Member Group : Center Square

By Kim Jarrett

An election reform bill passed and signed into law last year will create some uncertainty and possible added expenses to this year’s elections, county elections officials told the Pennsylvania Senate Majority Policy Commission.

Act 77 allows voters to mail in their ballots during a 50-day window before the election and changes the way they will be counted. Timothy Benyo, chief clerk for the Lehigh County Office of the Election Board, used the word “uncertainty” to describe what election officials are facing.

“We don’t know how many ballots we are going to need to send out,” Benyo said. “We don’t know how many ballots are going to be returned. We don’t know how many people are going to show up at the polls.”

“County voter registration offices do not have the staff or resources to serve as an early in-person vote center, and that is what Act 77 is going to turn us into,” said Forrest Lehman, director of elections for Lycoming County.

The mail-in and absentee ballots may also cause delays in reporting results on election nights. The ballots must be counted in one central location on election night instead of at each precinct, possibly leaving some races undecided on election night. The delay could be longer in the one-third of Pennsylvania counties that will be using new voting machines for the first time during the April 28 presidential primary.

“I think we will be OK, but I have a lot of sympathy for the counties who have to roll out their new equipment and who have to comply with Act 77 at the same time,” Lehman said.

Election officials also expressed concerns about the costs of mail-in ballots.

“We don’t know how many mail-in ballots and absentee ballots we are going to receive,” said Joe Kantz, Snyder County Board of Commissioners Chairman and co-chair of the Elections Reform Committee of the County Commissioners Association of Pennsylvania. “And it may seem like a minuscule financial issue, but counties have no way of knowing how much postage we need to budget for.”

Lehman also said having separate envelopes for mail-in and absentee ballots is an additional cost.

Sen.
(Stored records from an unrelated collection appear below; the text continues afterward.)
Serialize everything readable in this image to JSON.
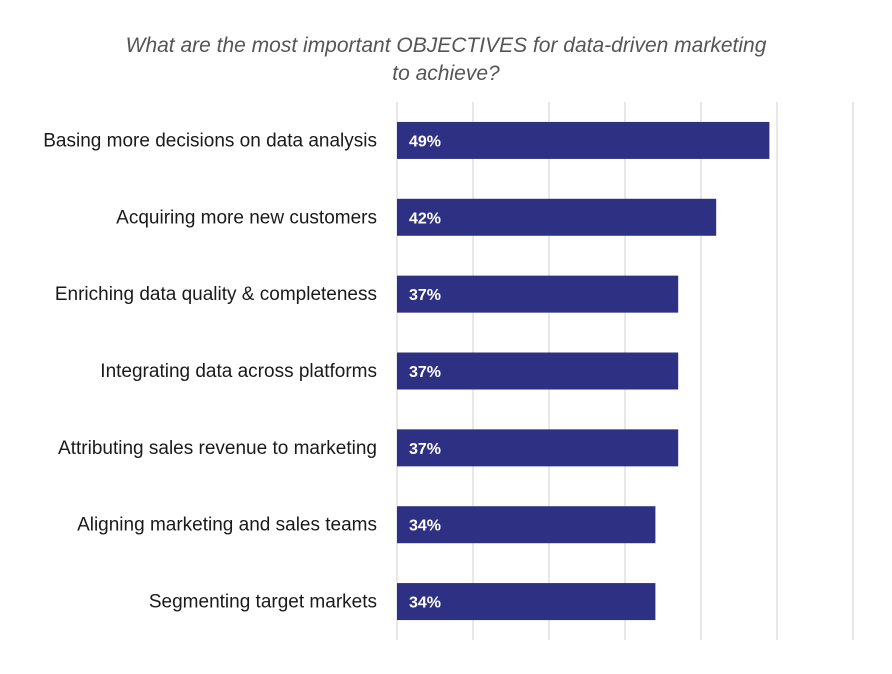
{
  "chart_data": {
    "type": "bar",
    "orientation": "horizontal",
    "title_lines": [
      "What are the most important OBJECTIVES for data-driven marketing",
      "to achieve?"
    ],
    "categories": [
      "Basing more decisions on data analysis",
      "Acquiring more new customers",
      "Enriching data quality & completeness",
      "Integrating data across platforms",
      "Attributing sales revenue to marketing",
      "Aligning marketing and sales teams",
      "Segmenting target markets"
    ],
    "values": [
      49,
      42,
      37,
      37,
      37,
      34,
      34
    ],
    "data_labels": [
      "49%",
      "42%",
      "37%",
      "37%",
      "37%",
      "34%",
      "34%"
    ],
    "xlim": [
      0,
      60
    ],
    "grid": true,
    "legend": "none",
    "bar_color": "#2e3183",
    "gridline_color": "#d9d9d9"
  }
}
Kristin Phillip-Hill asked Lehman how to balance voter’s rights with the costs of special elections.

“I think one fact that often gets lost in the discussion about how long a seat goes vacant or what is lost by not having that seat occupied is that while there is a vacancy, those offices remain open and there are many basic constituent services that are still able to be provided,” Lehman said.

Kantz said he understood both sides but, “As a person who is represented in my county by two state representatives who actually went through a special election this past year in 2019, I also know how important it is to me as a commissioner to get to my state representative or my state senator in a very timely fashion.”

A special election to replace former Rep. Movita Johnson-Harrell for her 190th district seat is scheduled for Feb. 25. Three special elections will be held March 17 to fill seats in the 8th, 18th and 58th legislative districts.